Título: Invasões criam bolsão de miséria
Autor: Guilherme Queiroz
Fonte: Jornal do Brasil, 25/04/2005, Brasília, p. D3

Terras de núcleo rural que produz hortaliças sofrem grilagem, população se multiplica e ocupação se desvirtua

Pelo nome dado à área, esperava-se encontrar um mínimo da antiga exuberância natural. Pela destinação prevista na legislação local, uma região habitada por chacareiros e produtores rurais. Mas a grilagem de terras e os parcelamentos irregulares transformaram o Núcleo Rural Parque do Sol Nascente, no Setor P Sul de Ceilândia, em mais um bolsão de miséria do DF. Uma região onde a ocupação desordenada aterrou nascentes e onde o esgoto corre - como potencial contaminador - ao lado das produções de hortaliças. Até o fim da década de 90, a ocupação do parque manteve a finalidade agrícola, favorecida pela fertilidade do solo decorrente da proximidade do lençol freático com a superfície. Nos 3 mil hectares da região, moravam 300 pequenos produtores em propriedades que variavam de dois a cem hectares. A distribuição e uso das terras estão no Plano Diretor de Ordenamento Territorial (PDOT), onde é classificada como Zona Rural de Uso Diversificado com Restrição Físico-Ambiental. Ou seja, não pode ser destinada a loteamentos urbanos.

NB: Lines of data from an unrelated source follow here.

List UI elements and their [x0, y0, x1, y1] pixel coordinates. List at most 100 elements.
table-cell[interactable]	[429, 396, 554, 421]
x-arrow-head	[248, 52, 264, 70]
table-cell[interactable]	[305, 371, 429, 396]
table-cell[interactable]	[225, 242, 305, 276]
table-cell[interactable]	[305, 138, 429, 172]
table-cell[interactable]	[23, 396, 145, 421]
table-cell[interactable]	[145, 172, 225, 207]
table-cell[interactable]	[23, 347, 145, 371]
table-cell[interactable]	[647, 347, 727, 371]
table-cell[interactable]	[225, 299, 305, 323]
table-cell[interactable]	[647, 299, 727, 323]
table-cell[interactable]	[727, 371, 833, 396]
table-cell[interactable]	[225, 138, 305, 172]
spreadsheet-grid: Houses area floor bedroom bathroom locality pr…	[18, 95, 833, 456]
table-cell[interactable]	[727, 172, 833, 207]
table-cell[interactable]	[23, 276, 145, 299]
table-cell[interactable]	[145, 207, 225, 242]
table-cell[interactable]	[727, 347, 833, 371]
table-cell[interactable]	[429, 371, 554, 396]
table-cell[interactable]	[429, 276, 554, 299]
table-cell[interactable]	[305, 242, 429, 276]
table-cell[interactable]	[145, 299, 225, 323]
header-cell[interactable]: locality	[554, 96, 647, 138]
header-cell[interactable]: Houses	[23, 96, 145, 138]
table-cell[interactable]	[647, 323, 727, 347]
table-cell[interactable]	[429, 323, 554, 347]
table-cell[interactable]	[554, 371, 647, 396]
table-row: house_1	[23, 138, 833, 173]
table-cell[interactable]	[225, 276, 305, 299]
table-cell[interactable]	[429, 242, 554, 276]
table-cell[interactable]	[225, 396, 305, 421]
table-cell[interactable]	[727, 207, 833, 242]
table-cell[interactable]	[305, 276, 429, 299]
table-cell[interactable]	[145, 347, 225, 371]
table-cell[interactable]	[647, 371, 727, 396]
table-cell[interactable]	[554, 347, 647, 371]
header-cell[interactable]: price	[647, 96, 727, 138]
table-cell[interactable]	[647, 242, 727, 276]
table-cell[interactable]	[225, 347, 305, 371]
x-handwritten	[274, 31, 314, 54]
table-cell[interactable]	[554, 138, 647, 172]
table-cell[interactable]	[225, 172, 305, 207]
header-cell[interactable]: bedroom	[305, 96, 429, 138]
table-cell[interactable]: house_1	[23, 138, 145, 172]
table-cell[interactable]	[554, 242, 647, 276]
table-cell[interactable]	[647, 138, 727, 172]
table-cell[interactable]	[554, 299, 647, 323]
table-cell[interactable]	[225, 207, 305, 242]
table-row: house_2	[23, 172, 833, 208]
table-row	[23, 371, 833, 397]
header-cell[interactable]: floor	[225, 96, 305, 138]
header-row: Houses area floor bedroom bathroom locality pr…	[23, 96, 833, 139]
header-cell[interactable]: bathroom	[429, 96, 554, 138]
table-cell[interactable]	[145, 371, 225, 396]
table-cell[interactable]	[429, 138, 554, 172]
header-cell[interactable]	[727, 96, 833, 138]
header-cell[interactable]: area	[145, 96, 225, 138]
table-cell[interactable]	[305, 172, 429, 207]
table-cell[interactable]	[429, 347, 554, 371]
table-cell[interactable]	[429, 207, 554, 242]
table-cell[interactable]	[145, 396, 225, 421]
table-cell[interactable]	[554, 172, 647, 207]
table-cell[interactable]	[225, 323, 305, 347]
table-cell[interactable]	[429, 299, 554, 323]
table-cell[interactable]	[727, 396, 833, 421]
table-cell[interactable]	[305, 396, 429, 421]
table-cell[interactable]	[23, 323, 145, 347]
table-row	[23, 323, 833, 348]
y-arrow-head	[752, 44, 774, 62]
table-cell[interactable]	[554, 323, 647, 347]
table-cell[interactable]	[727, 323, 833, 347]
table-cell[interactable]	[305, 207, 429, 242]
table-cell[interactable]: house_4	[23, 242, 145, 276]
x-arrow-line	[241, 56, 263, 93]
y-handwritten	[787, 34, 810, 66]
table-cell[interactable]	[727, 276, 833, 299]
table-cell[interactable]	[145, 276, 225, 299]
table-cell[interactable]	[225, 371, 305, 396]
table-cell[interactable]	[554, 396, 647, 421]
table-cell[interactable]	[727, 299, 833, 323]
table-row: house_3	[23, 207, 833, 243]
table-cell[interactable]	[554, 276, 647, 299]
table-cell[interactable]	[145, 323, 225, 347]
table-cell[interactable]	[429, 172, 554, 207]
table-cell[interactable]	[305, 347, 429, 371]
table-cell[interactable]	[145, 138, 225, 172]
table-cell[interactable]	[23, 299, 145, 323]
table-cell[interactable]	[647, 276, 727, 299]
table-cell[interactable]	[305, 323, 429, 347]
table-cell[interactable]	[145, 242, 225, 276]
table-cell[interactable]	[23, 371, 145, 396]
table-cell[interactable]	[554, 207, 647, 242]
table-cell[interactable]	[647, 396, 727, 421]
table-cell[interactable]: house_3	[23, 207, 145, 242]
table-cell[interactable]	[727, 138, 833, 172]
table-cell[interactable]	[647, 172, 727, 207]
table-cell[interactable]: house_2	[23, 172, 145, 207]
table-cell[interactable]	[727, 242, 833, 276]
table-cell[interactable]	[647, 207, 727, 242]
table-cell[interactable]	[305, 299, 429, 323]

Em 2000, entretanto, uma lei dos então deputados distritais Sílvio Linhares e José Edmar, aprovada pela Câmara Legislativa, transformou a região em condomínio. A lei foi considerada inconstitucional por afrontar o PDOT, mas as ocupações irregulares continuaram. O número de chacareiros se reduziu para não mais de 100. A população urbana saltou para mais de 50 mil, segundo a Administração Regional de Ceilândia.

Um laudo elaborado pela Delegacia de Meio Ambiente da Polícia Civil, em março de 2003, traça um panorama da degradação ambiental sofrida pelo parque. O documento já constatava o despejo de esgoto residencial ''através de fossa negra e despejo direto em mananciais''. O relatório aponta também o comprometimento das ''características da água, principalmente de ordem sanitária'' e que ''grande parte das Áreas de Preservação Permanente (APPs) foram afetadas, direta, negativa e irreversivelmente''.

- Para que as casas pudessem ser construídas, as pessoas jogaram entulho em cima das nascentes para secá-las e para que a estrutura não rachasse - relata Marta Silva Santos, moradora do núcleo há 26 anos e produtora rural.

Além dos problemas decorrentes do contato da água com o esgoto que corre a céu aberto pela população local, os efeitos da ocupação desordenada da área pode chegar à mesa do brasiliense. Cercadas pelas invasões, as chácaras comercializam nas principais feiras do DF hortaliças produzidas a poucos metros de fossas e canaletas com esgoto. É o que acontece com Generindo Ribeiro de Morais, agricultor na região desde 1993. Hoje, sua propriedade de dois hectares está cercada de casas cujas fossas transbordam a menos de 30 metros das hortaliças que produz.

- Meu vizinho criava gado mas acabou vendendo a concessão dele e a propriedade foi toda parcelada. Hoje a sujeira fica perto da produção, quem tem de ser toda higienizada - lamenta Generindo.

Um laudo produzido pela Caesb na região, em 2003, a partir de amostras de um dos córregos que corta a região, aponta que os níveis de coliformes fecais e de bactérias estão muito acima do admitido por lei. Segundo o documento, o índice era superior a 2.400 partes por mililitro e o de Escherichia coli, um patógeno que pode causar diarréias e até levar à morte, chegava a 410 partes por mililitro. Para ambos, os níveis admitidos pela Agência Nacional de Vigilância Sanitária (Anvisa) é de zero.

Segundo o administrador regional de Ceilândia, Rogério Rosso, devido à relevância ambiental o núcleo rural, a área está sob intervenção do GDF e do Ibama, e nada pode ser construído. Ele relata que a Terracap e a Secretaria de Desenvolvimento Urbano e Habitação (Seduh) estão elaborando o Estudo e o Relatório de Impacto Ambiental (Eia-Rima) da região, com a intenção de regularizar apenas as ocupações existentes.

- Nós não admitimos novas ocupações no parque e os que já existem, será estudada sua permanência. Mas o que estiver em área de proteção ambiental, fatalmente terá de ser removido - explica Rosso.